Он лукавил, полковник Горбачев. Он курил потихоньку, прячась от жены, еще с того самого дня курил, когда заглянул в историю болезни и понял, что все запреты Сухорукова ровно ничего не стоят. Просто теперь он сделал свой ход в игре, но ни Рита, ни Вересов об этом не должны были догадаться.

— Тогда вот что… оставьте себе зажигалку и курите, — сказал Николай Александрович. — Злоупотреблять, конечно, не следует, но две-три сигареты в день… Да и рюмка для аппетита не повредит, нет поди аппетита, а? То-то что нет. Разрешаю. Как говорится, под свою личную ответственность.

— Неужто?! — ахнул Горбачев. — Ну, Николай Александрович, спасибо. Огромное вам спасибо! А то ведь сами понимаете, что это за жизнь. Копти небо. — Он потряс Вересову руку вялой влажноватой рукой. — Слышала, что профессор сказал? Таким, значит, порядком.

— Ты меня не уговаривай, — слабо усмехнулась Рита. — Я тебе все время твержу…

— Ну, ладно, ладно, — перебил ее Григорий Константинович. — Твердишь… А сама ревешь по ночам, так-то. Возьмите зажигалочку, Николай Александрович, сделайте милость. От всего сердца…

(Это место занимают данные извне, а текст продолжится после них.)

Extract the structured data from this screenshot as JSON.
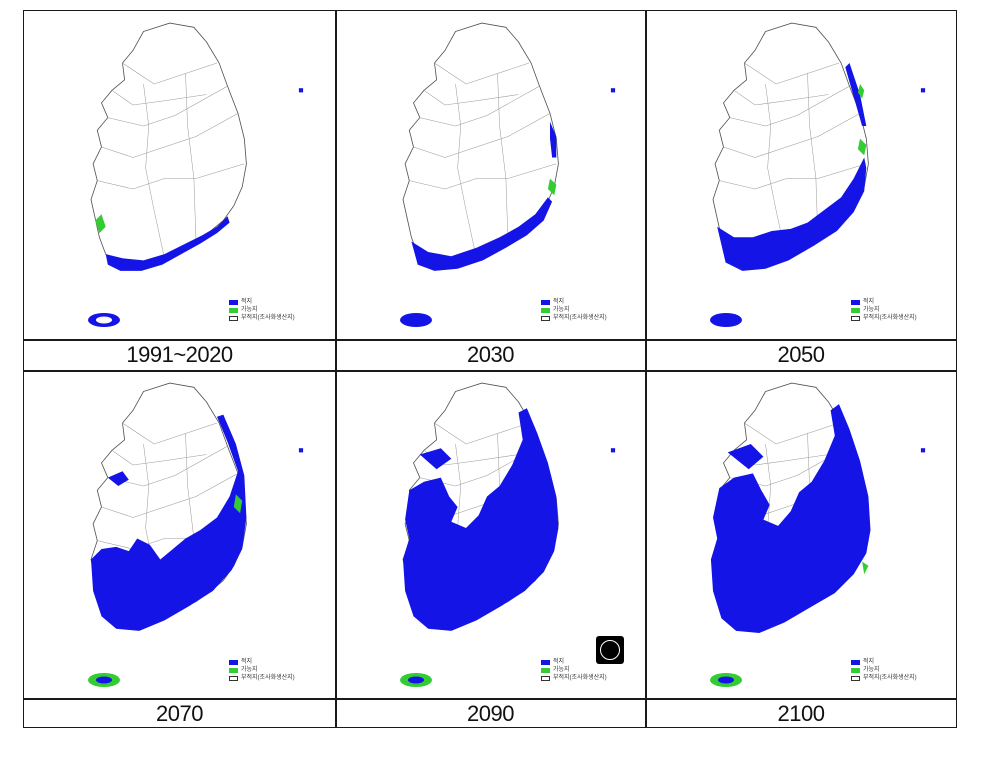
{
  "panels": [
    {
      "year": "1991~2020",
      "level": 0
    },
    {
      "year": "2030",
      "level": 1
    },
    {
      "year": "2050",
      "level": 2
    },
    {
      "year": "2070",
      "level": 3
    },
    {
      "year": "2090",
      "level": 4
    },
    {
      "year": "2100",
      "level": 5
    }
  ],
  "legend": {
    "items": [
      {
        "label": "적지",
        "color": "#1414e6"
      },
      {
        "label": "가능지",
        "color": "#33cc33"
      },
      {
        "label": "부적지(조사화생산지)",
        "color": "#ffffff"
      }
    ]
  },
  "colors": {
    "suitable": "#1414e6",
    "possible": "#33cc33",
    "boundary": "#555555"
  }
}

Вересов смущенно пожал плечами и сунул зажигалку в карман: не устраивать же посреди улицы торг.

Плотный гул реактивных двигателей упал на землю и заставил Горбачева поднять голову. Серебристая игла прошивала небо, разматывая бесконечную нитку инверсионного следа, и Николай Александрович заметил, как у полковника вздрогнули губы, а на щеках вспухли твердые желваки.

— Ему ведь еще разрешат летать, правда, профессор? — поспешно сказала Рита, теребя ремешок сумочки.

— Думаю, разрешат. — Вересов глубоко затянулся. — Конечно, месячишко-другой он у вас еще побездельничает, все-таки операция, а там что ж… А там и полетит.